0pizxfdo  于 2021-07-14  发布在  Java
关注(0)|答案(3)|浏览(455)

我有两个大文件,如下所示:
f1:

  1. chr1,3073253,3074322,gene_id,"ENSMUSG00000102693.1",gene_type,"TEC"
  2. chr1,3074253,3075322,gene_id,"ENSMUSG00000102693.1",transcript_id,"ENSMUST00000193812.1"
  3. chr1,3077253,3078322,gene_id,"ENSMUSG00000102693.1",transcript_id,"ENSMUST00000193812.1"
  4. chr1,3102916,3103025,gene_id,"ENSMUSG00000064842.1",gene_type,"snRNA"
  5. chr1,3105016,3106025,gene_id,"ENSMUSG00000064842.1",transcript_id,"ENSMUST00000082908.1"

f2层:

  1. chr,name,start,end
  2. chr1,linc1320,3073300,3074300
  3. chr3,linc2245,3077270,3078250
  4. chr1,linc8956,4410501,4406025

如果 start 以及 end file2的列在file1的范围内(列2和3)和 chr 是一样的。

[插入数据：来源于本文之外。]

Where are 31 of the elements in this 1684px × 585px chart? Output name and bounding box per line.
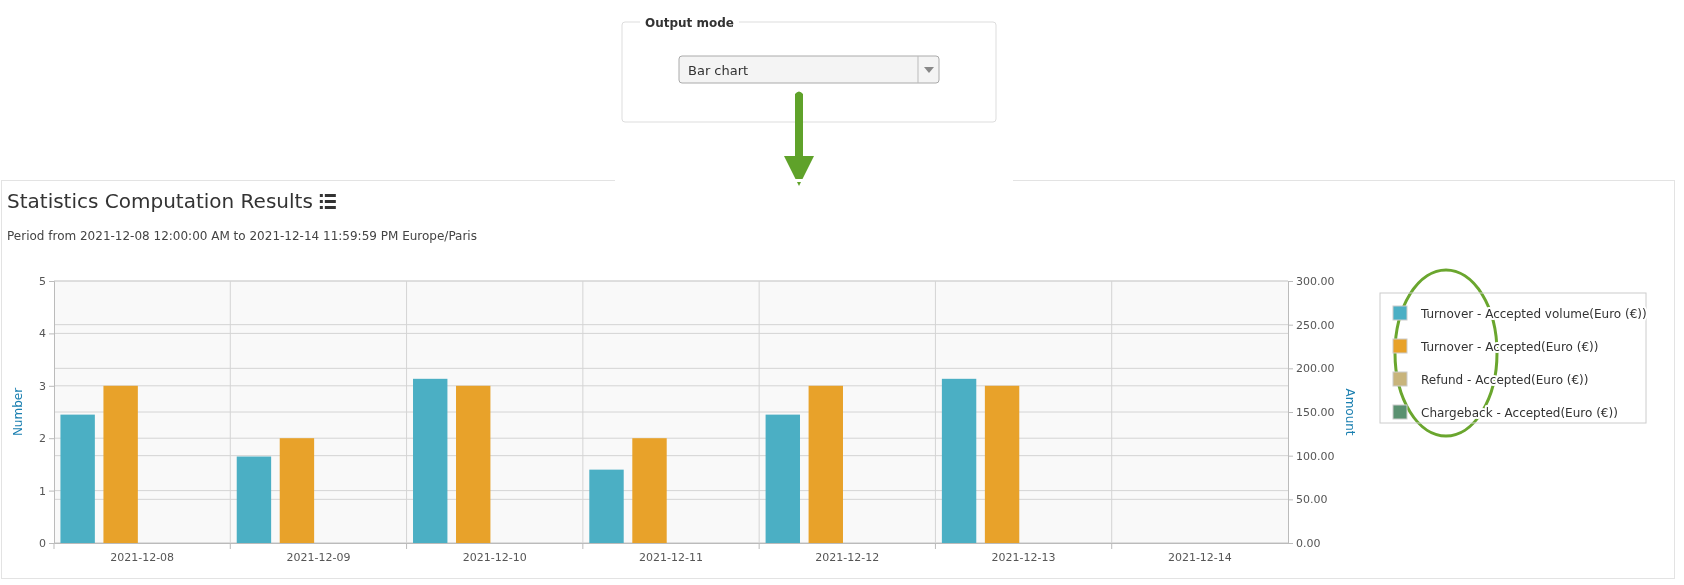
x-tick-label: 2021-12-10 [462, 550, 527, 564]
y2-tick-label: 150.00 [1296, 406, 1335, 420]
y2-axis-title: Amount [1343, 388, 1357, 436]
bar [236, 456, 272, 543]
bar [60, 414, 95, 543]
dropdown: Bar chart [678, 55, 940, 84]
bar [413, 378, 448, 543]
chart-title: Statistics Computation Results [7, 189, 313, 213]
y2-tick-label: 50.00 [1296, 493, 1328, 507]
y-tick-label: 3 [39, 379, 46, 393]
y-tick-label: 4 [39, 327, 46, 341]
x-tick-label: 2021-12-09 [286, 550, 351, 564]
y-axis-title: Number [11, 387, 25, 437]
y2-tick-label: 0.00 [1296, 537, 1321, 551]
y-tick-label: 1 [39, 484, 46, 498]
bar [765, 414, 800, 543]
y2-tick-label: 200.00 [1296, 362, 1335, 376]
x-tick-label: 2021-12-12 [815, 550, 880, 564]
bar [941, 378, 977, 543]
x-tick-label: 2021-12-11 [639, 550, 703, 564]
y-tick-label: 0 [39, 537, 46, 551]
bar [589, 469, 624, 543]
chart-subtitle: Period from 2021-12-08 12:00:00 AM to 2021-12-14 11:59:59 PM Europe/Paris [7, 229, 477, 243]
y2-tick-label: 100.00 [1296, 449, 1335, 463]
x-tick-label: 2021-12-08 [110, 550, 175, 564]
x-tick-label: 2021-12-13 [991, 550, 1056, 564]
y2-tick-label: 250.00 [1296, 318, 1335, 332]
y-tick-label: 2 [39, 432, 46, 446]
x-tick-label: 2021-12-14 [1167, 550, 1232, 564]
y2-tick-label: 300.00 [1296, 275, 1335, 289]
y-tick-label: 5 [39, 275, 46, 289]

因此,根据我提供的虚拟示例文件,所需的输出应该是(只有 linc1320 在file1的第一行中,并且 linc2245 位于文件的第三行(1):

  1. chr1,3073253,3074322,gene_id,"ENSMUSG00000102693.1",gene_type,"TEC",linc1320,3073300,3074300
  2. chr1,3074253,3075322,gene_id,"ENSMUSG00000102693.1",transcript_id,"ENSMUST00000193812.1"
  3. chr1,3077253,3078322,gene_id,"ENSMUSG00000102693.1",transcript_id,"ENSMUST00000193812.1"
  4. chr1,3102916,3103025,gene_id,"ENSMUSG00000064842.1",gene_type,"snRNA"
  5. chr1,3105016,3106025,gene_id,"ENSMUSG00000064842.1",transcript_id,"ENSMUST00000082908.1"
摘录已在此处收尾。